Learn about and explore our radio-astronomy site in outback Western Australia through our new MRO Virtual Tour!
Our Murchison Radio-astronomy Observatory (MRO) in the Murchison region, approximately 800km north of Perth, is ideally situated for listening to faint ‘whispers’ from space. Its low levels of radio-frequency interference and sophisticated on-site infrastructure are essential for exploring the origins of the Universe.
It has been built to house our next-generation radio telescope, the Australian Square Kilometre Array Pathfinder, and to host international radio astronomy projects including EDGES, the Murchison Widefield Array and the future Square Kilometre Array.
Many partners have come together to create an Indigenous Land Use Agreement (ILUA) for the MRO to operate, and to ensure educational, social and economic benefits flow to the traditional owners of the site, the Wajarri people. The ILUA includes a cadetship program that runs for the life of the telescopes and our staff visit the remote Pia Community School as part of a mentoring program. We’ve co-created resources on Wajarri culture and the MRO. A new ILUA for the future Square Kilometre Array telescope will expand on these benefits.

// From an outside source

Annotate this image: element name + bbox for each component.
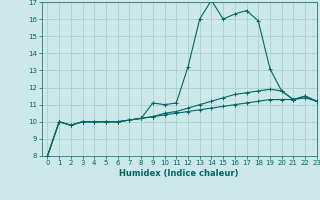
X-axis label: Humidex (Indice chaleur): Humidex (Indice chaleur) bbox=[119, 169, 239, 178]
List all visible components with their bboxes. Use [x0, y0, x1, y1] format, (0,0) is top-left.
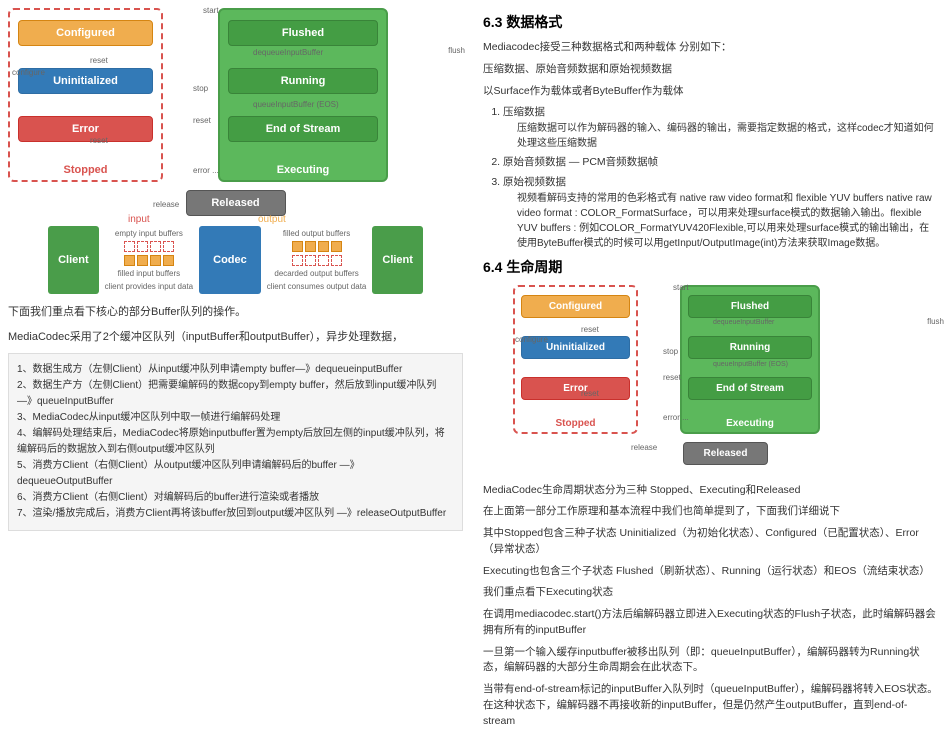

The Australian and Western Australian Governments have established a ‘radio quiet’ zone to protect this unique radio astronomy site from noise created by modern life. The zone is an area 520km in diameter, centred on the MRO, in which licenced communications and electronic devices such as television transmitters, mobile telephones base stations and CB radios are controlled to limit electromagnetic interference to the radio telescopes on site.
Due to these radio quiet requirements, it’s not possible to visit the site in person but we’ve created the next best thing! Here's a virtual tour of the Murchison Radio-astronomy Observatory which takes you to the telescopes (ASKAP, MWA and SKA prototype) and the Observatory infrastructure (control building and solar-hybrid power system). Thanks to our partners, the Australian SKA Office and ICRAR for working with us to create this great tool.
The remote location of the MRO ensures a radio quiet operating environment but makes access to basic infrastructure like roads and power a challenge. In partnership with Australian companies Horizon Power and Energy Made Clean, we’ve constructed a dedicated power station for the MRO. This consists of a solar array, a lithium-ion battery, and four diesel generators. It is the world’s first hybrid-renewable facility to power a major remote astronomical observatory.
The large amounts of data produced by the telescopes on site require significant customised computing power. Computers and other essential electronics are housed in a specially designed control building that prevents electromagnetic interference from escaping: it has two layers of solid metal shielding and airlock doors designed to meet exacting international radio emissions standards. The transport of signals from the telescopes to the control building is via optical fibres.
There are currently three telescopes operating at the MRO, and we’re working with our partners to prepare to host the low frequency antennas for the international Square Kilometre Array project.
Our own Australian Square Kilometre Array Pathfinder (ASKAP) has 36 dish antennas, each 12m in diameter. It operates between 700 and 1800 MHz, similar frequencies to digital TV broadcasts and 4G mobile networks. Each antenna is fitted with a unique CSIRO-designed phased array feed receiver (or radio ‘camera’), giving it an extremely rapid survey capability that will be used to study galaxy formation and evolution on very large scales.
The Murchison Widefield Array or MWA is a low frequency array designed to perform large surveys of the southern hemisphere sky and deep observations on targeted regions. It consists of 256 tiles, each with 16 dipole antennas, and operates between 80 and 300 MHz. The telescope is an international project led and operated by Curtin University with collaboration from several international and Australian universities and research institutions.
The Experiment to Detect the Global Epoch of Reionization Signature (EDGES) run by Arizona State University aims to detect the atomic hydrogen signal that comes from the first stars through observations with individual dipole antennas. It consists of two instruments; a high-band instrument (sensitive to 100-200 MHz) and a low-band instrument (sensitive to 50-100 MHz).
An artist's impression of the Square Kilometre Array's antennas in Australia.
An artist's impression of the Square Kilometre Array's antennas in Australia.
The future Square Kilometre Array (SKA) is an international project to build radio telescopes tens of times more sensitive and hundreds of times faster at mapping the sky than today’s best radio astronomy facilities. It will be built in two countries: Australia and South Africa. Australia will host a low-frequency telescope called SKA1-Low, an array of 130,000 small antennas across a distance of up to 65km. The SKA will be the world’s largest public science data project. Once completed it will generate data at a rate more than 10 times today’s global Internet traffic.
We acknowledge the Wajarri people as the traditional owners of the MRO site.